Now that California voters have handed Arnold Schwarzenegger and his cadre of special interests another resounding special-election defeat, proponents of public services, fiscal responsibility, child care and mental health programs are gearing up for the battle over the 2010 state budget.

Schwarzenegger has threatened deep cuts, but a majority of voters throughout California oppose cuts to public services such as roads, public transportation, environmental regulation, water storage, programs for the disabled, mental health programs, child care, public schools, health care and higher education.

This, according to a poll of registered voters taken between April 16 and April 26.

The same poll also found that voters favor cuts to the state's prison-industrial complex and would support higher taxes on the wealthy and specific industries like oil, tobacco and alcohol.

These findings offer a working blueprint for a progressive state budget in 2010.

State spending on prisons should be cut, and Schwarzenegger's November 2008 proposal to enact an alcohol tax, oil severance tax and a sales tax on services such as amusement parks and entertainment and sporting events should be revived.

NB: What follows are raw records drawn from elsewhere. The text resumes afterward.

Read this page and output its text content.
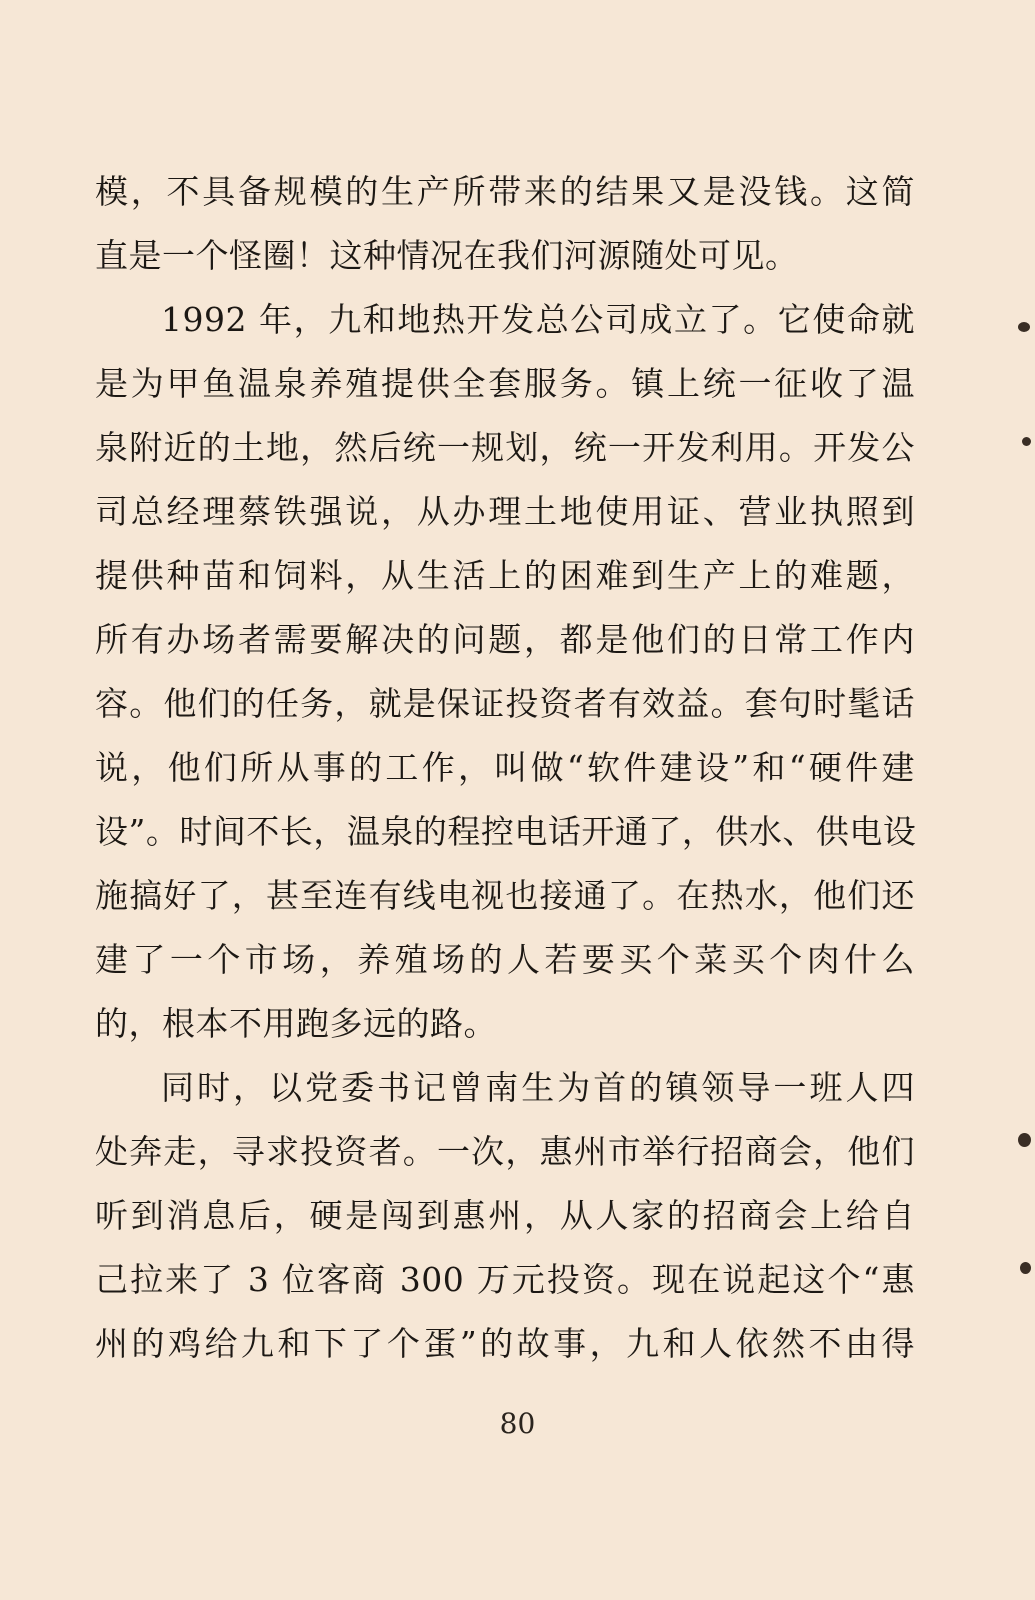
模，不具备规模的生产所带来的结果又是没钱。这简
直是一个怪圈！这种情况在我们河源随处可见。
1992 年，九和地热开发总公司成立了。它使命就
是为甲鱼温泉养殖提供全套服务。镇上统一征收了温
泉附近的土地，然后统一规划，统一开发利用。开发公
司总经理蔡铁强说，从办理土地使用证、营业执照到
提供种苗和饲料，从生活上的困难到生产上的难题，
所有办场者需要解决的问题，都是他们的日常工作内
容。他们的任务，就是保证投资者有效益。套句时髦话
说，他们所从事的工作，叫做“软件建设”和“硬件建
设”。时间不长，温泉的程控电话开通了，供水、供电设
施搞好了，甚至连有线电视也接通了。在热水，他们还
建了一个市场，养殖场的人若要买个菜买个肉什么
的，根本不用跑多远的路。
同时，以党委书记曾南生为首的镇领导一班人四
处奔走，寻求投资者。一次，惠州市举行招商会，他们
听到消息后，硬是闯到惠州，从人家的招商会上给自
己拉来了 3 位客商 300 万元投资。现在说起这个“惠
州的鸡给九和下了个蛋”的故事，九和人依然不由得
80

Independent analysis by the California Tax Reform Association has also shown that it would be possible to immediately raise $13 billion by: (1) restoring the state's high income and corporate tax brackets to their levels under Republican Governors Ronald Reagan and Pete Wilson and by (2) instituting a tax on carbon dioxide pollution.

That would shore up about two-thirds of the $20 billion budget shortfall that analysts say California now faces.

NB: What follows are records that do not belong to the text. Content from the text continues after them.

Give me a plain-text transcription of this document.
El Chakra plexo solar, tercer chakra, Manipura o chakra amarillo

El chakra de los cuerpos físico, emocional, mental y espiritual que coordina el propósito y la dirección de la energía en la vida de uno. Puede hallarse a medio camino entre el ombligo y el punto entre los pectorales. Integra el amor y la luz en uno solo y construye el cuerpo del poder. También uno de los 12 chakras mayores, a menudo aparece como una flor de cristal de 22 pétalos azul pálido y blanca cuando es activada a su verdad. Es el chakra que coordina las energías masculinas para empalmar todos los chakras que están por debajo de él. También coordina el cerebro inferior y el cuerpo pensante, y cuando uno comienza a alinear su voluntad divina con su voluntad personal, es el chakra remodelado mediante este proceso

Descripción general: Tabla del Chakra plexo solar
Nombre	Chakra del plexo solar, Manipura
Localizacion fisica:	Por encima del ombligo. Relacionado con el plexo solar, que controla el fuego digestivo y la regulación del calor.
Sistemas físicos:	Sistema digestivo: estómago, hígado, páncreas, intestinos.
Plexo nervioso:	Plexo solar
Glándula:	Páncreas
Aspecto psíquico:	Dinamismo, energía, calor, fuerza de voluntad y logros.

The remaining $7 billion or so can be obtained through the aforementioned cuts to prison spending and higher taxes on oil companies, alcohol and tobacco producers and professional sports teams, the same special interests that bankrolled the May 19 special election ballot measures in order to avoid industry taxes that could help to balance the budget, according to the Sacramento Bee.

Willie L. Pelote Sr. is assistant director of the American Federation of State, County and Municipal Employees (AFSCME), AFL-CIO, the largest public-sector union in the country. His column reflects his own views and not necessarily those of The Signal.